IQ Scores and What They Mean

Intelligence Quotients or IQ’s have long been used as a kind of intellectual yardstick to measure the performance, the abilities, and especially the potential, of both children and adults. In more recent times, however, educators and psychologists have expressed some concern that too much importance was being given to IQ scores. Some children and young adults were being needlessly limited in their career opportunities because of a test score that seemed to be irrelevant to their interests and abilities. IQ tests and scores certainly have their uses, but they cannot account for all aspects of intellectual worth and potential.

IQ tests are designed to measure certain aspects of intelligence, and they do this very well. The ability to think logically, solve mathematical problems, and explore possibilities of selection and choice is an important part of overall intelligence. Academically-inclined individuals tend to do well in these areas. Analogy tests are frequently used to measure this kind of intelligence, and they form an integral component of the IQ tests used in post-secondary educational institutions. The problem is that this kind of test cannot measure other aspects of intelligence that are equally important.
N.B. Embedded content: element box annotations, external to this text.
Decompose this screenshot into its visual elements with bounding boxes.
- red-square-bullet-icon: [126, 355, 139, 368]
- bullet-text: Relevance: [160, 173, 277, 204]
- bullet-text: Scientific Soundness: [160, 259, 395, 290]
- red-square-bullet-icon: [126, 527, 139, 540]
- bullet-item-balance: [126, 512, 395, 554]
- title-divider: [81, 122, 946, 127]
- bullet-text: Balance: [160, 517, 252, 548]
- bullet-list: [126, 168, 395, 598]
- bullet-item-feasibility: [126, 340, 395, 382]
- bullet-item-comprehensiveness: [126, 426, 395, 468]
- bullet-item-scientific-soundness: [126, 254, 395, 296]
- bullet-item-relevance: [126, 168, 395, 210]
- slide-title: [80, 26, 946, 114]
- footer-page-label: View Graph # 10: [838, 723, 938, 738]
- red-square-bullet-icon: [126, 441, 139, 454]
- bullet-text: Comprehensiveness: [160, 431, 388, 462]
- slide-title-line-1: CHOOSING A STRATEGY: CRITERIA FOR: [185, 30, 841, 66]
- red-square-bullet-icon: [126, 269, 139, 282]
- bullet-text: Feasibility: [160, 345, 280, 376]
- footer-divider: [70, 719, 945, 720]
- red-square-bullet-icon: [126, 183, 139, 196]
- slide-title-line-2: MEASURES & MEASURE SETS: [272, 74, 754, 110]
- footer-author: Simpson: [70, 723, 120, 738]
Societies need individuals with vision, creativity, and determination. They also need citizens who can work in partnership with their fellow workers to achieve common goals. It is not unusual to find young workers who have achieved high academic scores but are unable to succeed socially, and the question arises as to which is more important for the common good. No one can argue that high academic achievers in science and mathematics are not contributing to the advancement of knowledge, but life skills are equally important, and, though these may be difficult to measure, some form of social or emotional IQ test would be very useful.

Some psychologists have attempted to respond to this need by identifying different kinds of intelligence. Howard Gardner, for example, suggests that while verbal, logical, and spatial skills indicate some aspects of intelligence, musical and athletic ability are indicative of intelligence as well. Perhaps more importantly, he suggests, social and emotional awareness are aspects of intelligence that make the greatest contribution to societal cohesion. Educators of today recognize these differences in intelligence and ability, and they seek appropriate applications for them in the range of opportunities offered to their students.
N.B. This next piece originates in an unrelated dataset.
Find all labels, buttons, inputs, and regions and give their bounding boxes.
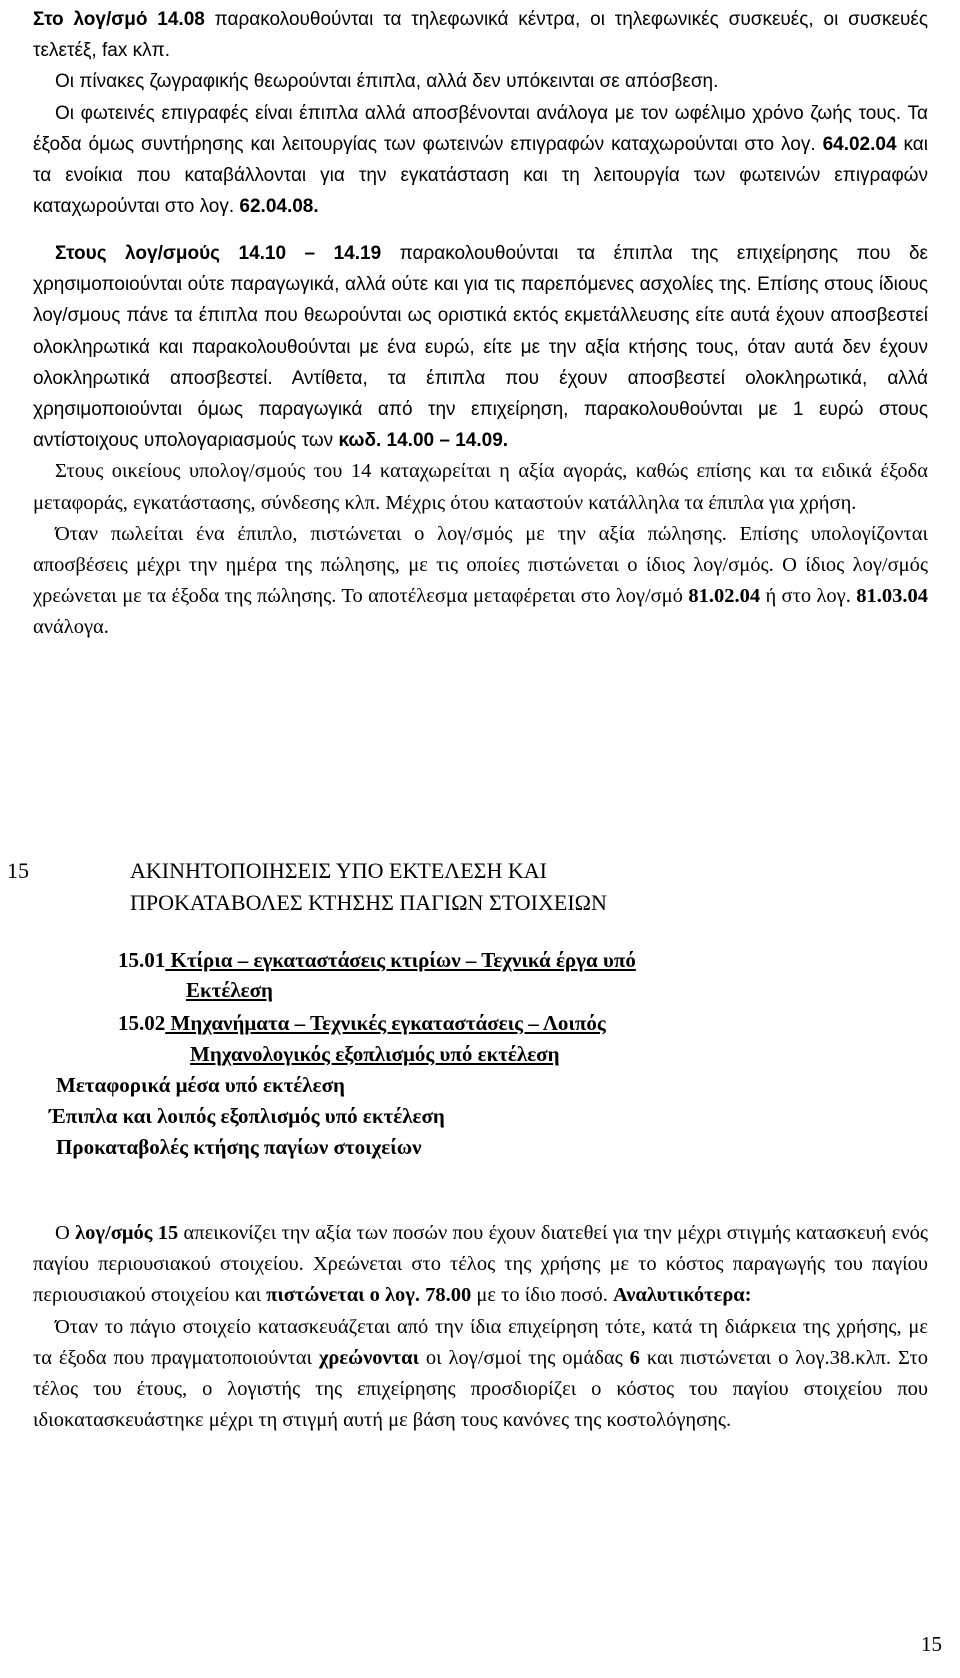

Some psychologists believe it is important to distinguish between intelligence as such and the skills that are usually associated with each form. Robert Sternberg, for example, suggests that there are really only three major categories of intellectual ability, and all other skills, aptitudes, and talents are merely subsidiaries of these. He identifies these categories as academic, creative, and emotional intelligence. Again, the problem is that IQ tests can only measure academic intelligence. There is a need to find ways of assessing the other kinds as well in order to identify realistic career goals and life opportunities for children and adults who excel in these areas.

The scores obtained on IQ tests must be kept in proper perspective. These tests are limited in their scope and usefulness in that they can measure only the academic aspect of intelligence. Regardless of the IQ score, no individual should feel limited in his or her potential for success, and those who consider themselves to be non-academic should take pride in their highly intellectual creative and emotional abilities.